Moreover, Godlewska et al (2019) demonstrated that radish plants (Raphanus sativus) given A. platensis extract improved their growth by 60%. Jafarlou et al (2022) subjected milkweed seeds (Calotropis procera) to high salt concentrations and applied the biostimulant at a concentration of 10 mL L−1. They found a significant increase in root and shoot length, as well as in the root-shoot ratio, using 10 mL L−1 of A. platensis extract. On the other hand, Varia et al (2022) reported the effective use of phycocyanin at a concentration of 0.25 g L-1 on lettuce to increase yield and improve its composition. Thus, the biomass extracts from this study, which also contain IAA due to the cultivation conditions used, not only have a positive rooting effect but also provide nutrients that influence other important plant parameters such as the nutrient profile (Villaró et al. 2023). This is because they serve as sources of amino acids and other compounds that function as bio-fertilizers. This presents an advantage over supernatant use. However, the supernatant can be considered for biomolecule production. The main challenge lies in extracting it from the aqueous phase and purifying it, as it involves the use of expensive technologies.

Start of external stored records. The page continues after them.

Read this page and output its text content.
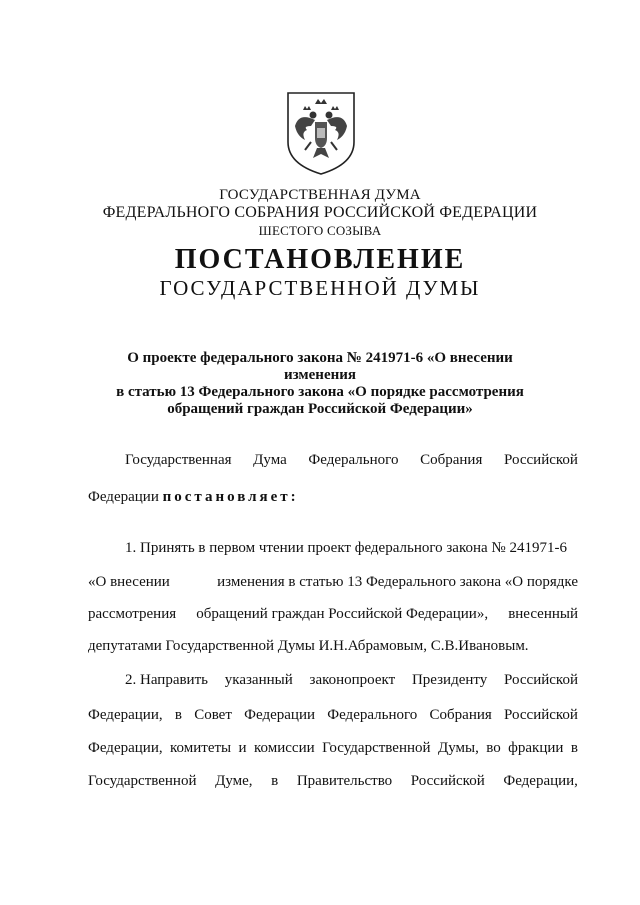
ГОСУДАРСТВЕННАЯ ДУМА
ФЕДЕРАЛЬНОГО СОБРАНИЯ РОССИЙСКОЙ ФЕДЕРАЦИИ
ШЕСТОГО СОЗЫВА
ПОСТАНОВЛЕНИЕ
ГОСУДАРСТВЕННОЙ ДУМЫ
О проекте федерального закона № 241971-6 «О внесении изменения
в статью 13 Федерального закона «О порядке рассмотрения
обращений граждан Российской Федерации»
Государственная Дума Федерального Собрания Российской
Федерации постановляет:
1. Принять в первом чтении проект федерального закона № 241971-6
«О внесении	изменения в статью 13 Федерального закона «О порядке
рассмотрения обращений граждан Российской Федерации», внесенный
депутатами Государственной Думы И.Н.Абрамовым, С.В.Ивановым.
2. Направить указанный законопроект Президенту Российской
Федерации, в Совет Федерации Федерального Собрания Российской
Федерации, комитеты и комиссии Государственной Думы, во фракции в
Государственной Думе, в Правительство Российской Федерации,
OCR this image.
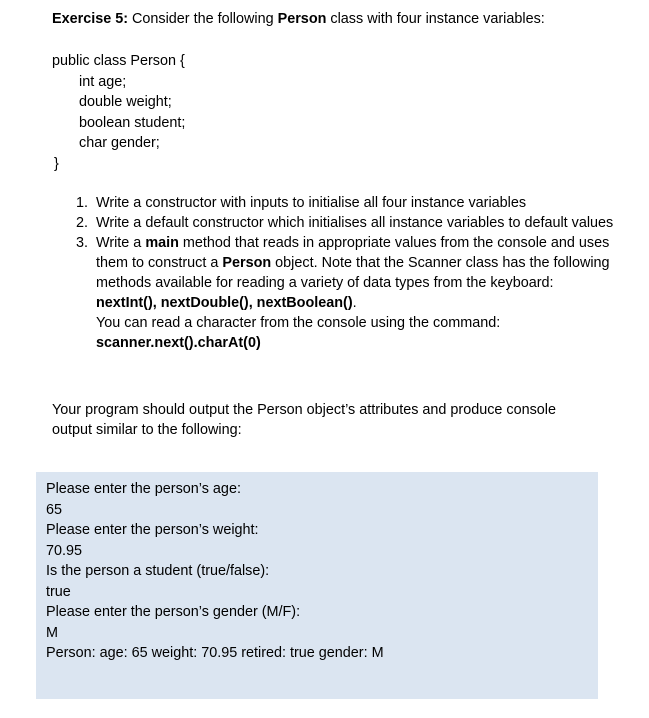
Exercise 5: Consider the following Person class with four instance variables:
public class Person {
int age;
double weight;
boolean student;
char gender;
}
1. Write a constructor with inputs to initialise all four instance variables
2. Write a default constructor which initialises all instance variables to default values
3. Write a main method that reads in appropriate values from the console and uses them to construct a Person object. Note that the Scanner class has the following methods available for reading a variety of data types from the keyboard: nextInt(), nextDouble(), nextBoolean().
You can read a character from the console using the command:
scanner.next().charAt(0)
Your program should output the Person object’s attributes and produce console output similar to the following:
Please enter the person’s age:
65
Please enter the person’s weight:
70.95
Is the person a student (true/false):
true
Please enter the person’s gender (M/F):
M
Person: age: 65 weight: 70.95 retired: true gender: M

In contrast, it is important to consider that indole-3-acetic acid in the aqueous phase degrades easily due to the action of oxidase enzymes or light stimulation (Hu et al. 2011). Therefore, such aqueous extracts must be cryopreserved. This underscores the potential utility of rotary-evaporated supernatants as a compelling alternative, given their capacity to reduce water activity, potentially mitigating degradation processes.

Conclusions

This study revealed that under light conditions of 40 and 60 µmol photons m-2 s-1, a higher extracellular IAA production was observed on day 2, reaching concentrations of 20.1 mg L-1 and 33.01 mg L-1, respectively. Meanwhile, at 20 µmol photons m-2 s-1, peak IAA production was achieved on day 3. Regarding the impact of the evaluated cultivation conditions on pigment production in biomass, it was evident that under all assessed light conditions, concentrations of phycocyanin and carotenoids drastically decreased after the peak IAA production, gradually recovering in subsequent days. Consequently, an inhibitory effect associated with the IAA concentration in the medium was evident.

Among all treatments evaluated on mung bean, both the treated supernatant and biomass extract significantly outperformed others, increasing the number of secondary roots by 157% and their length by 350%. In contrast, untreated supernatant (T0) had a lesser effect. The IAA present in the biomass extract, as well as in the supernatant, and the method of supernatant treatment, significantly influenced the bio-stimulating activity. Therefore, this article presents an advantageous method of treating supernatant, making it more stable for storage and facilitating its use and transportation. Hence, it is important for future research to explore alternative supernatant treatment methods that enhance its activity and enable easy storage and commercialization.